A Bush administration official described the situation in North Korea as brutality and deprivation that "offend our notions of human decency," which Washington is trying to redress through diplomatic means.
Last year, about 300,000 North Koreans fled their starving homeland for China, where they live in fear of being turned in to authorities and repatriated. Those who are repatriated may face execution.
Fifty-seven percent of the North Korean population is malnourished, including 45 percent of children under age 5, said Sen. Sam Brownback, R-Kan., in an opening speech.
A particularly telling statistic is that Pyongyang has lowered the height requirement for military conscripts to 4 feet 2 inches from 4 feet 11 inches, Brownback said.
In North Korea's notorious prison camps, nearly one-fourth of the population dies each year because of hardships such as hard labor, torture and withheld food, said Brownback, who has been active in developing U.S. policy on North Korea and North Korean refugees.
"Human life is treated far too cheap by the government of North Korea," he said.
"How many more testimonies, heart-wrenching testimonies, heart-breaking testimonies, mind-boggling testimonies before we act, as Senator Brownback has said, in a way that is commensurate with the gravity and the nightmarish quality of what is going on in North Korea?" asked Tim Peters, an American who is the founder of a Seoul-based famine relief program, Helping Hands Korea.
Another activist, German physician Norbert Vollertsen, first went to North Korea as a volunteer doctor. For his work, the North Korean government awarded him the Friendship Medal, which gave him a rare inside look into the country.
"The military elite they are enjoying banquets and fashionable nightclubs; in contrast was the lifestyle of the ordinary people and children who are dying, starving," Vollertsen said.
Carl Gershman, president of the National Endowment for Democracy, cited a recent Human Rights Watch report on North Korea, which said newcomers to North Korean prison camps are first taught how to bury the corpses.
In a camp of 300 prisoners, 10 people die each day. One such camp, Camp 22, contains relatives of those who defected from North Korea.

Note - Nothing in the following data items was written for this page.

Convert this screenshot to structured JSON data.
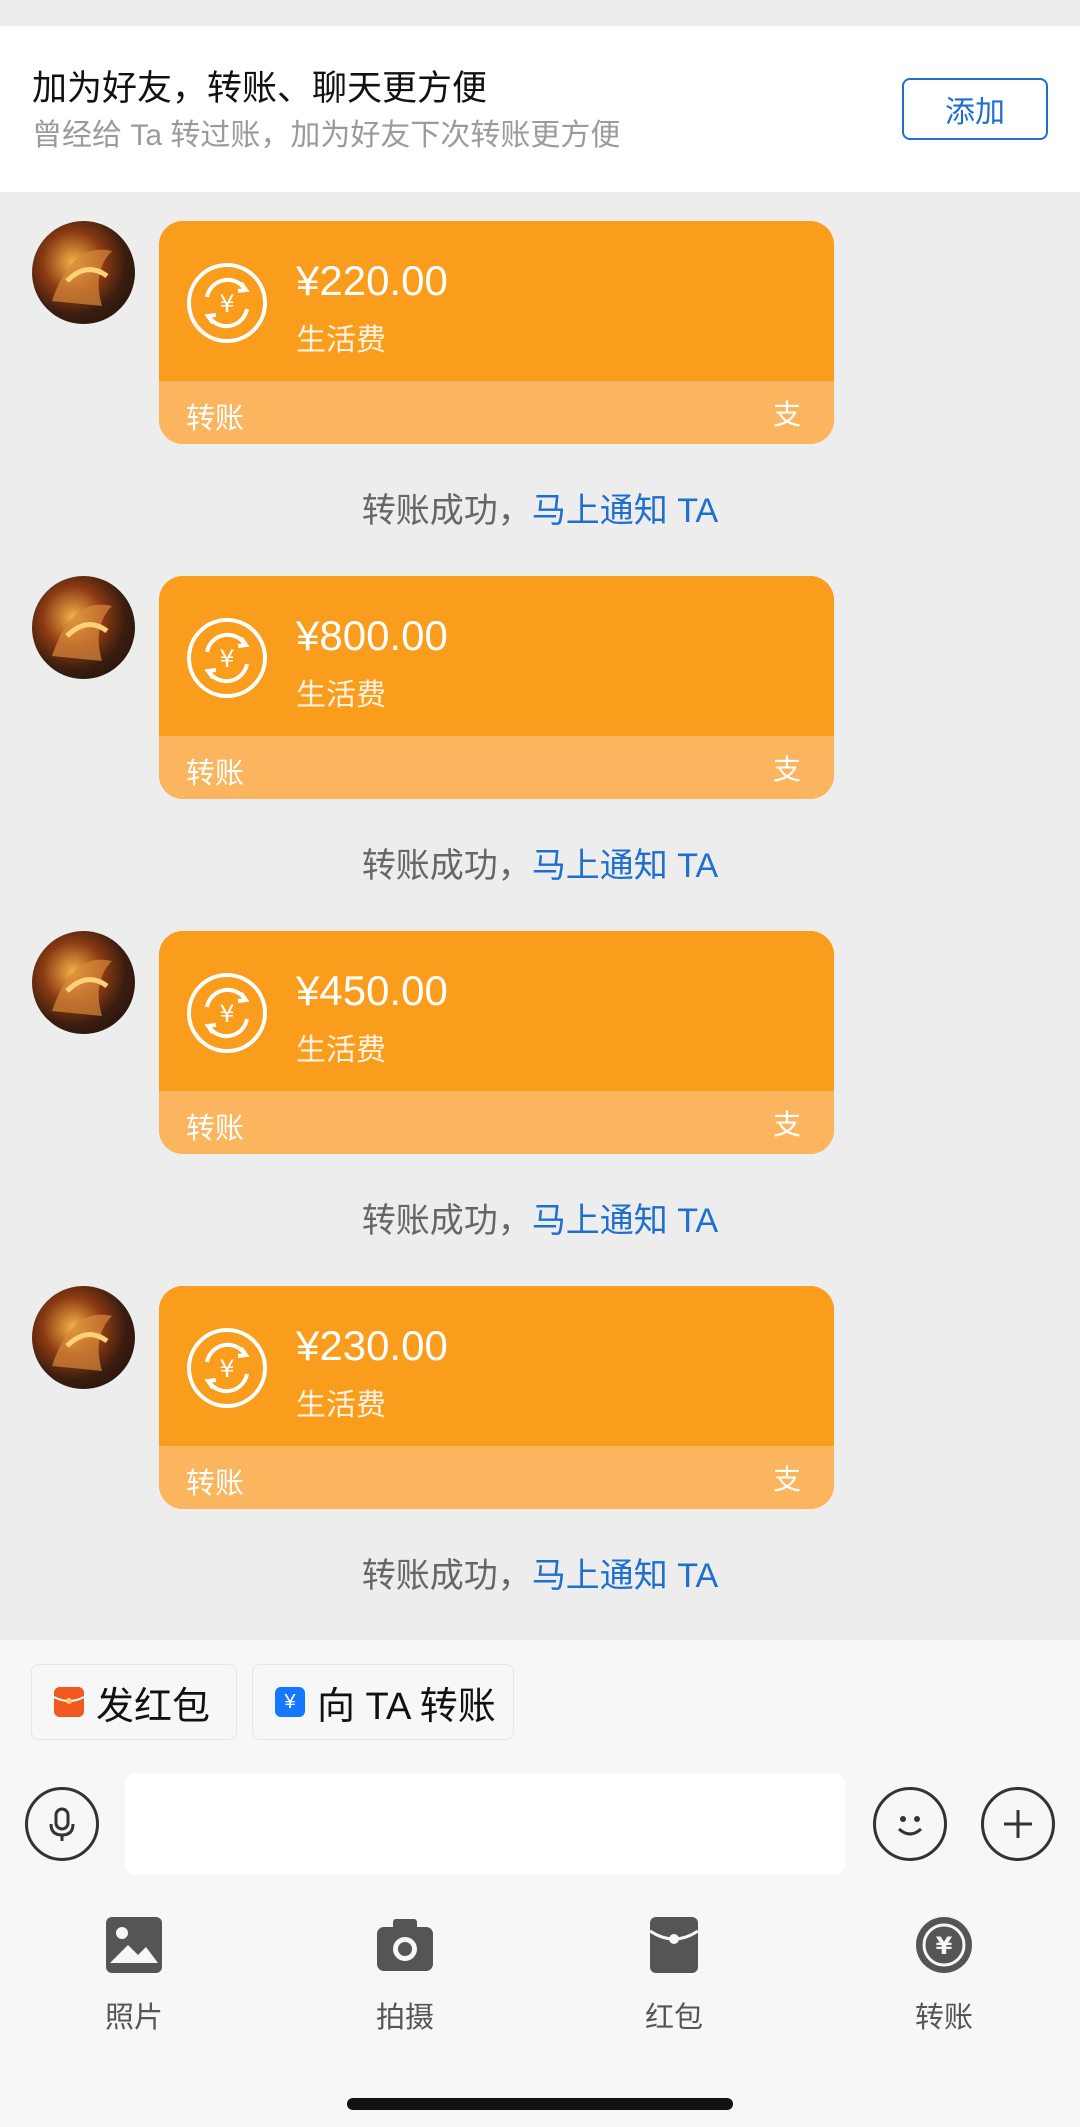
{
  "banner": {
    "title": "加为好友，转账、聊天更方便",
    "subtitle": "曾经给 Ta 转过账，加为好友下次转账更方便",
    "add_button": "添加"
  },
  "messages": [
    {
      "amount": "¥220.00",
      "memo": "生活费",
      "type": "转账",
      "status": "转账成功，",
      "status_link": "马上通知 TA"
    },
    {
      "amount": "¥800.00",
      "memo": "生活费",
      "type": "转账",
      "status": "转账成功，",
      "status_link": "马上通知 TA"
    },
    {
      "amount": "¥450.00",
      "memo": "生活费",
      "type": "转账",
      "status": "转账成功，",
      "status_link": "马上通知 TA"
    },
    {
      "amount": "¥230.00",
      "memo": "生活费",
      "type": "转账",
      "status": "转账成功，",
      "status_link": "马上通知 TA"
    }
  ],
  "quick_actions": [
    {
      "label": "发红包",
      "icon": "red-packet-icon",
      "color": "#f05a1e"
    },
    {
      "label": "向 TA 转账",
      "icon": "transfer-icon",
      "color": "#1677ff"
    }
  ],
  "toolbar": [
    {
      "label": "照片",
      "icon": "photo-icon"
    },
    {
      "label": "拍摄",
      "icon": "camera-icon"
    },
    {
      "label": "红包",
      "icon": "red-packet-icon"
    },
    {
      "label": "转账",
      "icon": "transfer-icon"
    }
  ],
  "colors": {
    "card_top": "#fa9d1c",
    "card_bottom": "#fbb55f",
    "link": "#1e6fd0",
    "background": "#ededed"
  }
}
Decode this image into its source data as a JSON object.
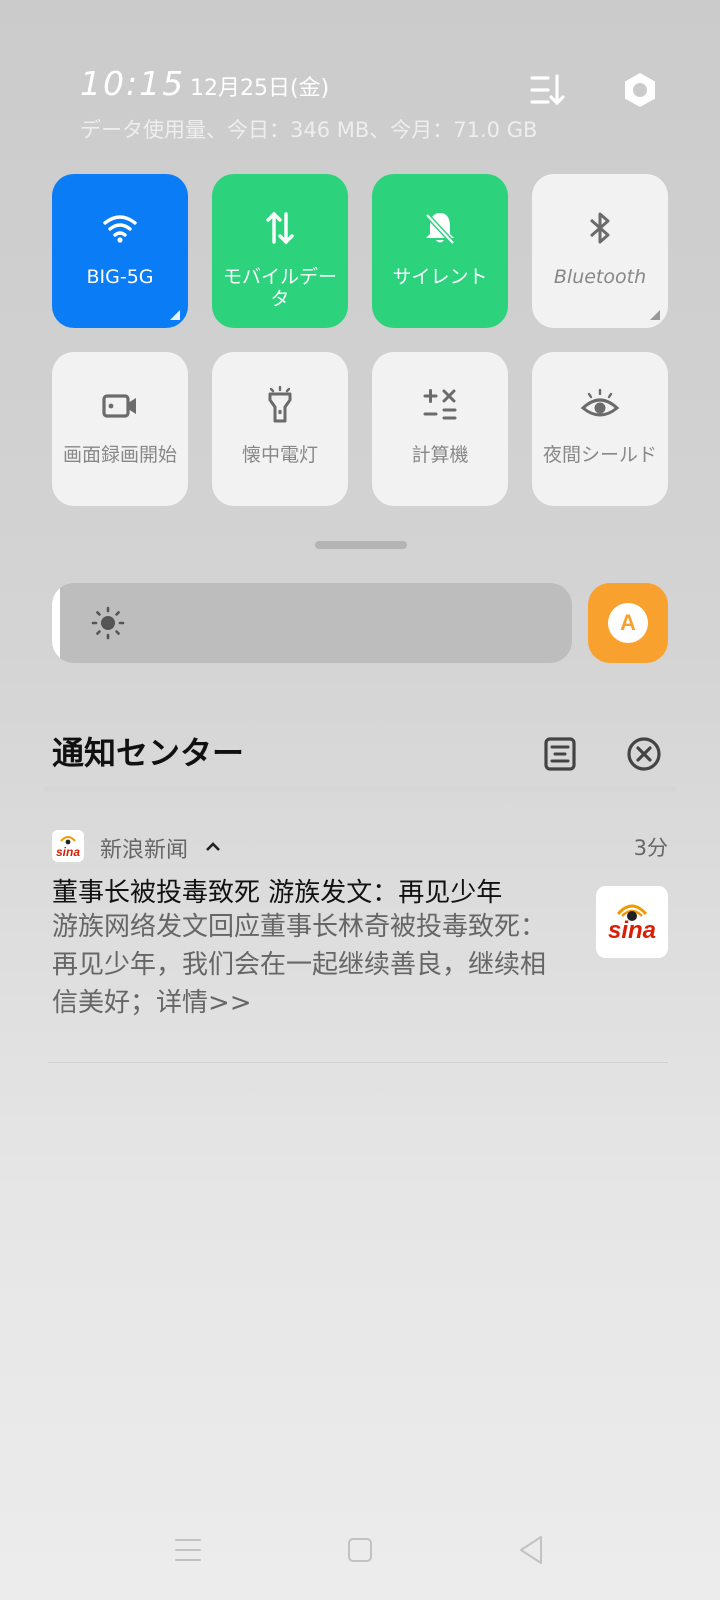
{
  "status": {
    "time": "10:15",
    "date": "12月25日(金)",
    "data_usage": "データ使用量、今日：346 MB、今月：71.0 GB"
  },
  "tiles": [
    {
      "label": "BIG-5G",
      "icon": "wifi-icon",
      "color": "#0a7cf5",
      "active": true
    },
    {
      "label": "モバイルデータ",
      "icon": "mobile-data-icon",
      "color": "#2dd27d",
      "active": true
    },
    {
      "label": "サイレント",
      "icon": "silent-bell-icon",
      "color": "#2dd27d",
      "active": true
    },
    {
      "label": "Bluetooth",
      "icon": "bluetooth-icon",
      "active": false
    },
    {
      "label": "画面録画開始",
      "icon": "screen-record-icon",
      "active": false
    },
    {
      "label": "懐中電灯",
      "icon": "flashlight-icon",
      "active": false
    },
    {
      "label": "計算機",
      "icon": "calculator-icon",
      "active": false
    },
    {
      "label": "夜間シールド",
      "icon": "eye-icon",
      "active": false
    }
  ],
  "brightness": {
    "level": 0.015,
    "auto_label": "A",
    "auto_color": "#f9a12e"
  },
  "notification_center": {
    "title": "通知センター"
  },
  "notification": {
    "app_name": "新浪新闻",
    "time": "3分",
    "title": "董事长被投毒致死 游族发文：再见少年",
    "body": "游族网络发文回应董事长林奇被投毒致死：再见少年，我们会在一起继续善良，继续相信美好；详情>>",
    "brand_color": "#d81e06"
  }
}
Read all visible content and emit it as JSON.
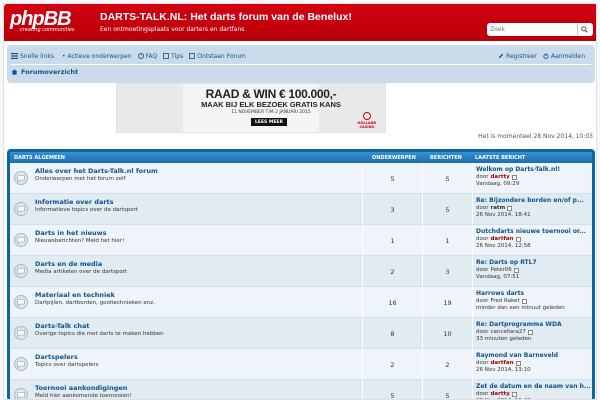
{
  "header": {
    "logo_text": "phpBB",
    "logo_sub": "creating communities",
    "title": "DARTS-TALK.NL: Het darts forum van de Benelux!",
    "description": "Een ontmoetingsplaats voor darters en dartfans",
    "search_placeholder": "Zoek",
    "brand_color": "#c8000b"
  },
  "nav": {
    "quick_links": "Snelle links",
    "active_topics": "Actieve onderwerpen",
    "faq": "FAQ",
    "tips": "Tips",
    "unanswered": "Ontstaan Forum",
    "register": "Registreer",
    "login": "Aanmelden",
    "breadcrumb": "Forumoverzicht"
  },
  "banner": {
    "line1": "RAAD & WIN € 100.000,-",
    "line2": "MAAK BIJ ELK BEZOEK GRATIS KANS",
    "line3": "11 NOVEMBER T/M 2 JANUARI 2015",
    "button": "LEES MEER",
    "logo": "HOLLAND CASINO"
  },
  "datetime": "Het is momenteel 28 Nov 2014, 10:03",
  "forum": {
    "headers": {
      "category": "DARTS ALGEMEEN",
      "topics": "ONDERWERPEN",
      "posts": "BERICHTEN",
      "last_post": "LAATSTE BERICHT"
    },
    "rows": [
      {
        "title": "Alles over het Darts-Talk.nl forum",
        "desc": "Onderwerpen met het forum zelf",
        "topics": "5",
        "posts": "5",
        "last_title": "Welkom op Darts-Talk.nl!",
        "by_label": "door",
        "user": "dartty",
        "user_style": "red",
        "date": "Vandaag, 09:29"
      },
      {
        "title": "Informatie over darts",
        "desc": "Informatieve topics over de dartsport",
        "topics": "3",
        "posts": "5",
        "last_title": "Re: Bijzondere borden en/of p...",
        "by_label": "door",
        "user": "ratm",
        "user_style": "bold",
        "date": "26 Nov 2014, 18:41"
      },
      {
        "title": "Darts in het nieuws",
        "desc": "Nieuwsberichten? Meld het hier!",
        "topics": "1",
        "posts": "1",
        "last_title": "Dutchdarts nieuwe toernooi or...",
        "by_label": "door",
        "user": "dartfan",
        "user_style": "red",
        "date": "26 Nov 2014, 12:58"
      },
      {
        "title": "Darts en de media",
        "desc": "Media artikelen over de dartsport",
        "topics": "2",
        "posts": "3",
        "last_title": "Re: Darts op RTL7",
        "by_label": "door",
        "user": "Peter06",
        "user_style": "plain",
        "date": "Vandaag, 07:51"
      },
      {
        "title": "Materiaal en techniek",
        "desc": "Dartpijlen, dartborden, gooitechnieken enz.",
        "topics": "16",
        "posts": "19",
        "last_title": "Harrows darts",
        "by_label": "door",
        "user": "Fred Raket",
        "user_style": "plain",
        "date": "minder dan een minuut geleden"
      },
      {
        "title": "Darts-Talk chat",
        "desc": "Overige topics die met darts te maken hebben",
        "topics": "8",
        "posts": "10",
        "last_title": "Re: Dartprogramma WDA",
        "by_label": "door",
        "user": "cancellara27",
        "user_style": "plain",
        "date": "33 minuten geleden"
      },
      {
        "title": "Dartspelers",
        "desc": "Topics over dartspelers",
        "topics": "2",
        "posts": "2",
        "last_title": "Raymond van Barneveld",
        "by_label": "door",
        "user": "dartfan",
        "user_style": "red",
        "date": "26 Nov 2014, 13:10"
      },
      {
        "title": "Toernooi aankondigingen",
        "desc": "Meld hier aankomende toernooien!",
        "topics": "5",
        "posts": "5",
        "last_title": "Zet de datum en de naam van h...",
        "by_label": "door",
        "user": "dartty",
        "user_style": "red",
        "date": "26 Nov 2014, 19:49"
      }
    ]
  }
}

James R. Lilley, a resident fellow at AEI and a former U.S. ambassador to South Korea, said the United States has leverage in its dealings with Pyongyang because North Korea desperately needs the food and oil supplies it gets from Washington.
"We want them (North Koreans) to have food, and at the same time we want them to have freedom," Lorne W. Craner, assistant secretary of state for democracy, human rights and labor, told a seminar at the American Enterprise Institute.